The world’s biggest, and dirtiest economies have removed a major clause from their commitments to reducing greenhouse gas emissions at the G8 meeting in L'Aquila, Italy Wednesday despite growing pressure to establish an ambitious plan in the lead up to the world climate conference in Copenhagen in December.

The Group of Eight leading industrialized nations, meeting with China and India on the sidelines of the G8 summit, dropped a pledge to cut global emissions in half by 2050, a key target the EU had been pushing for.

“We are seeing again that we have a gap of distrust between the major industrialized countries – the US and the EU, Japan, etc – and the major emerging economies – China, India, Brazil, South Africa,” said Kim Carstensen, director of the Global Climate Change for the World Wildlife Fund, who is attending the summit.

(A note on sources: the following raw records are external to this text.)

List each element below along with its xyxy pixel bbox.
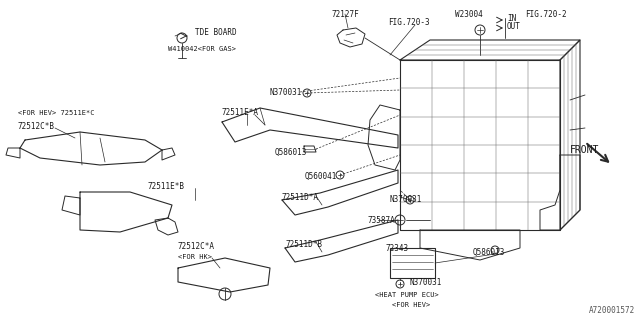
Text: 73587A: 73587A [367,216,395,225]
Text: 72511D*A: 72511D*A [282,193,319,202]
Text: <FOR HK>: <FOR HK> [178,254,212,260]
Text: FIG.720-2: FIG.720-2 [525,10,566,19]
Text: IN: IN [507,14,516,23]
Text: W23004: W23004 [455,10,483,19]
Text: 72512C*B: 72512C*B [18,122,55,131]
Text: N370031: N370031 [270,88,302,97]
Text: OUT: OUT [507,22,521,31]
Text: Q586013: Q586013 [275,148,307,157]
Text: <HEAT PUMP ECU>: <HEAT PUMP ECU> [375,292,439,298]
Bar [390,248,435,278]
Text: 72512C*A: 72512C*A [178,242,215,251]
Text: W410042<FOR GAS>: W410042<FOR GAS> [168,46,236,52]
Text: Q560041: Q560041 [305,172,337,181]
Text: N370031: N370031 [410,278,442,287]
Text: N370031: N370031 [390,195,422,204]
Text: FRONT: FRONT [570,145,600,155]
Text: 72511E*B: 72511E*B [148,182,185,191]
Text: <FOR HEV> 72511E*C: <FOR HEV> 72511E*C [18,110,95,116]
Text: TDE BOARD: TDE BOARD [195,28,237,37]
Text: FIG.720-3: FIG.720-3 [388,18,429,27]
Text: A720001572: A720001572 [589,306,635,315]
Text: 72511D*B: 72511D*B [285,240,322,249]
Text: 72511E*A: 72511E*A [222,108,259,117]
Text: 72343: 72343 [385,244,408,253]
Text: Q586013: Q586013 [473,248,506,257]
Text: <FOR HEV>: <FOR HEV> [392,302,430,308]
Text: 72127F: 72127F [332,10,360,19]
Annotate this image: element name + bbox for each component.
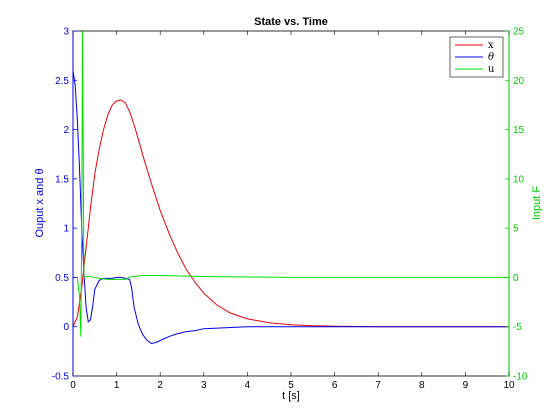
x-tick-label: 9 (463, 380, 469, 391)
y-left-tick-label: -0.5 (52, 372, 70, 383)
y-left-tick-label: 1 (63, 224, 69, 235)
y-right-tick-label: 0 (513, 273, 519, 284)
y-right-tick-label: 25 (513, 27, 525, 38)
y-left-tick-label: 2.5 (55, 76, 69, 87)
y-right-tick-label: 5 (513, 224, 519, 235)
chart-title: State vs. Time (254, 16, 328, 28)
x-tick-label: 10 (503, 380, 515, 391)
series-group (73, 31, 509, 345)
x-tick-label: 4 (245, 380, 251, 391)
y-left-tick-label: 3 (63, 27, 69, 38)
y-axis-left-label: Ouput x and θ (34, 168, 46, 237)
y-left-tick-label: 2 (63, 125, 69, 136)
x-tick-label: 1 (114, 380, 120, 391)
series-line-x (73, 99, 509, 328)
x-tick-label: 2 (157, 380, 163, 391)
legend-label-theta: θ (488, 52, 494, 63)
y-right-tick-label: 15 (513, 125, 525, 136)
x-tick-label: 8 (419, 380, 425, 391)
legend-label-u: u (488, 64, 495, 75)
series-line-theta (73, 70, 509, 345)
y-right-tick-label: 20 (513, 76, 525, 87)
x-tick-label: 6 (332, 380, 338, 391)
y-left-tick-label: 0.5 (55, 273, 69, 284)
y-right-tick-label: 10 (513, 174, 525, 185)
y-left-tick-label: 1.5 (55, 174, 69, 185)
x-tick-label: 0 (70, 380, 76, 391)
y-right-tick-label: -10 (513, 372, 528, 383)
x-axis-label: t [s] (282, 390, 300, 402)
x-tick-label: 3 (201, 380, 207, 391)
y-right-tick-label: -5 (513, 322, 522, 333)
plot-layer (73, 31, 509, 345)
series-line-u (73, 31, 509, 337)
legend-label-x: x (488, 40, 494, 51)
ticks-layer: 0 1 2 3 4 5 6 7 8 9 10-0.500.511.522.53-10-5051015… (52, 27, 528, 392)
y-left-tick-label: 0 (63, 322, 69, 333)
legend: x θ u (449, 36, 504, 78)
x-tick-label: 5 (288, 380, 294, 391)
x-tick-label: 7 (375, 380, 381, 391)
y-axis-right-label: Input F (531, 186, 543, 221)
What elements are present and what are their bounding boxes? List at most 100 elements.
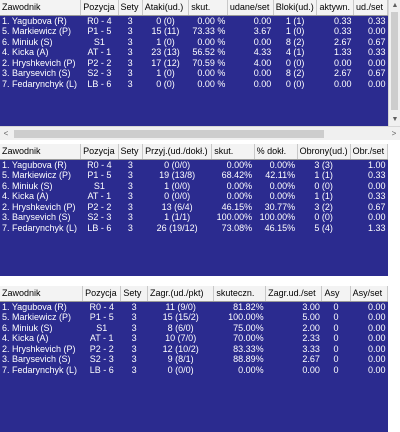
column-header[interactable]: aktywn. <box>316 0 355 16</box>
table-row[interactable]: 5. Markiewicz (P) P1 - 5 3 15 (11) 73.33 % 3.… <box>0 26 388 37</box>
column-header[interactable]: Pozycja <box>82 286 122 302</box>
vertical-scroll-thumb[interactable] <box>391 12 398 110</box>
column-header[interactable]: Ataki(ud.) <box>142 0 190 16</box>
horizontal-scroll-thumb[interactable] <box>14 130 324 138</box>
scroll-left-arrow-icon[interactable]: < <box>3 129 9 138</box>
player-name-cell: 5. Markiewicz (P) <box>2 26 72 36</box>
table-row[interactable]: 2. Hryshkevich (P) P2 - 2 3 13 (6/4) 46.15% 3… <box>0 202 388 213</box>
column-header[interactable]: skut. <box>211 144 255 160</box>
player-name-cell: 6. Miniuk (S) <box>2 322 53 333</box>
column-header[interactable]: Zagr.(ud./pkt) <box>147 286 215 302</box>
stat-cell: 3 <box>127 15 133 26</box>
stat-cell: 3 <box>127 68 133 78</box>
horizontal-scrollbar[interactable]: < > <box>0 126 400 140</box>
stat-cell: 70.00% <box>233 333 264 343</box>
attack-block-table: Zawodnik Pozycja Sety Ataki(ud.) skut. udane/… <box>0 0 388 89</box>
stat-cell: 0.00% <box>226 180 253 191</box>
scroll-up-arrow-icon[interactable]: ▲ <box>391 2 399 9</box>
column-header[interactable]: ud./set <box>353 0 388 16</box>
stat-cell: 0.33 <box>367 191 386 201</box>
stat-cell: 4.00 <box>253 57 272 68</box>
table-row[interactable]: 6. Miniuk (S) S1 3 1 (0) 0.00 % 0.00 8 (2) 2.67… <box>0 37 388 48</box>
column-header[interactable]: Pozycja <box>80 0 119 16</box>
stat-cell: 0.67 <box>367 36 386 47</box>
stat-cell: 0 (0) <box>285 57 305 68</box>
column-header[interactable]: Sety <box>118 0 143 16</box>
scroll-right-arrow-icon[interactable]: > <box>391 129 397 138</box>
stat-cell: 3 <box>131 333 137 343</box>
stat-cell: 3 <box>127 170 133 180</box>
stat-cell: 0.00% <box>269 159 296 170</box>
stat-cell: 0.33 <box>367 15 386 26</box>
stat-cell: 0 (0) <box>285 78 305 89</box>
stat-cell: 12 (10/2) <box>162 343 199 354</box>
stat-cell: LB - 6 <box>87 222 112 233</box>
stat-cell: 8 (2) <box>285 36 305 47</box>
player-name-cell: 1. Yagubova (R) <box>2 301 67 312</box>
stat-cell: 3 <box>127 180 133 191</box>
stat-cell: 75.00% <box>233 322 264 333</box>
stat-cell: 100.00% <box>216 212 253 222</box>
stat-cell: 4.33 <box>253 47 272 57</box>
column-header[interactable]: Zagr.ud./set <box>265 286 323 302</box>
stat-cell: LB - 6 <box>87 78 112 89</box>
serve-grid[interactable]: Zawodnik Pozycja Sety Zagr.(ud./pkt) skutecz… <box>0 286 388 432</box>
column-header[interactable]: Pozycja <box>80 144 119 160</box>
column-header[interactable]: % dokł. <box>254 144 298 160</box>
table-row[interactable]: 4. Kicka (A) AT - 1 3 10 (7/0) 70.00% 2.33 0 0.… <box>0 333 388 344</box>
table-row[interactable]: 1. Yagubova (R) R0 - 4 3 0 (0) 0.00 % 0.00 1 (… <box>0 15 388 26</box>
attack-block-grid[interactable]: Zawodnik Pozycja Sety Ataki(ud.) skut. udane/… <box>0 0 388 126</box>
table-row[interactable]: 4. Kicka (A) AT - 1 3 0 (0/0) 0.00% 0.00% 1 (1… <box>0 191 388 202</box>
table-row[interactable]: 1. Yagubova (R) R0 - 4 3 11 (9/0) 81.82% 3.00… <box>0 301 388 312</box>
table-row[interactable]: 4. Kicka (A) AT - 1 3 23 (13) 56.52 % 4.33 4 (… <box>0 47 388 58</box>
player-name-cell: 4. Kicka (A) <box>2 191 49 201</box>
column-header[interactable]: Obr./set <box>350 144 388 160</box>
stat-cell: 0 (0) <box>314 180 333 191</box>
column-header[interactable]: Zawodnik <box>0 144 82 160</box>
table-row[interactable]: 7. Fedarynchyk (L) LB - 6 3 26 (19/12) 73.08… <box>0 223 388 234</box>
stat-cell: 3 (3) <box>314 159 333 170</box>
stat-cell: P1 - 5 <box>87 26 112 36</box>
stat-cell: R0 - 4 <box>87 159 112 170</box>
table-row[interactable]: 6. Miniuk (S) S1 3 1 (0/0) 0.00% 0.00% 0 (0) 0.… <box>0 181 388 192</box>
table-row[interactable]: 6. Miniuk (S) S1 3 8 (6/0) 75.00% 2.00 0 0.00 <box>0 323 388 334</box>
column-header[interactable]: Asy/set <box>350 286 388 302</box>
stat-cell: AT - 1 <box>87 47 112 57</box>
column-header[interactable]: Bloki(ud.) <box>273 0 318 16</box>
column-header[interactable]: udane/set <box>227 0 274 16</box>
table-row[interactable]: 2. Hryshkevich (P) P2 - 2 3 17 (12) 70.59 % 4… <box>0 58 388 69</box>
stat-cell: 88.89% <box>233 354 264 364</box>
stat-cell: 0.00 <box>334 57 352 68</box>
table-row[interactable]: 3. Barysevich (S) S2 - 3 3 9 (8/1) 88.89% 2.6… <box>0 354 388 365</box>
table-row[interactable]: 2. Hryshkevich (P) P2 - 2 3 12 (10/2) 83.33%… <box>0 344 388 355</box>
player-name-cell: 1. Yagubova (R) <box>2 15 67 26</box>
column-header[interactable]: Sety <box>118 144 144 160</box>
column-header[interactable]: skut. <box>188 0 228 16</box>
reception-defence-grid[interactable]: Zawodnik Pozycja Sety Przyj.(ud./dokł.) skut… <box>0 144 388 276</box>
stat-cell: S1 <box>96 322 108 333</box>
table-row[interactable]: 7. Fedarynchyk (L) LB - 6 3 0 (0/0) 0.00% 0.0… <box>0 365 388 376</box>
stat-cell: 19 (13/8) <box>159 170 196 180</box>
header-row: Zawodnik Pozycja Sety Zagr.(ud./pkt) skutecz… <box>0 286 388 302</box>
column-header[interactable]: Asy <box>321 286 351 302</box>
stat-cell: 0.00 <box>302 364 320 375</box>
table-row[interactable]: 5. Markiewicz (P) P1 - 5 3 19 (13/8) 68.42% 4… <box>0 170 388 181</box>
column-header[interactable]: Obrony(ud.) <box>297 144 351 160</box>
player-name-cell: 6. Miniuk (S) <box>2 180 53 191</box>
column-header[interactable]: Sety <box>120 286 148 302</box>
stat-cell: 0.00 <box>367 26 386 36</box>
table-row[interactable]: 5. Markiewicz (P) P1 - 5 3 15 (15/2) 100.00%… <box>0 312 388 323</box>
table-row[interactable]: 3. Barysevich (S) S2 - 3 3 1 (1/1) 100.00% 10… <box>0 212 388 223</box>
reception-defence-panel: Zawodnik Pozycja Sety Przyj.(ud./dokł.) skut… <box>0 144 400 276</box>
table-row[interactable]: 3. Barysevich (S) S2 - 3 3 1 (0) 0.00 % 0.00 8… <box>0 68 388 79</box>
column-header[interactable]: Zawodnik <box>0 286 84 302</box>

Comment: Kim Carstensen, director of Global Climate Change for the World Wildlife Fund.

08/07/2009

“That distrust means that the developing countries are not willing to give enough in terms of committing to their own reductions in the short term, by 2020, and not willing to give enough on finance to enable the emerging economies to say, ‘ok, now we can see that the developed countries are moving first, that they are moving strongest, and therefore we will also commit to action’”, Carstensen told RFI.

“That trust simply doesn’t exist at this time.”

Swedish Prime Minister Frederik Reinfeldt, whose nation currently holds the EU’s rotating presidency, insisted that the agreement would still contain language limiting global warming to two degrees.

Global temperatures have already risen about one degree Celsius over the last one hundred years.

Carstensen says that this clause is an attempt to cover up the failure to commit to the more ambitious - and necessary - goal of halving emissions.

“In order to get a high likelihood of actually staying below the two degrees, we need to see more action that what the developed countries have been willing to commit to so far,” he said.

“The minus 50 percent gives you a 50/50 chance of actually staying below the two degrees.”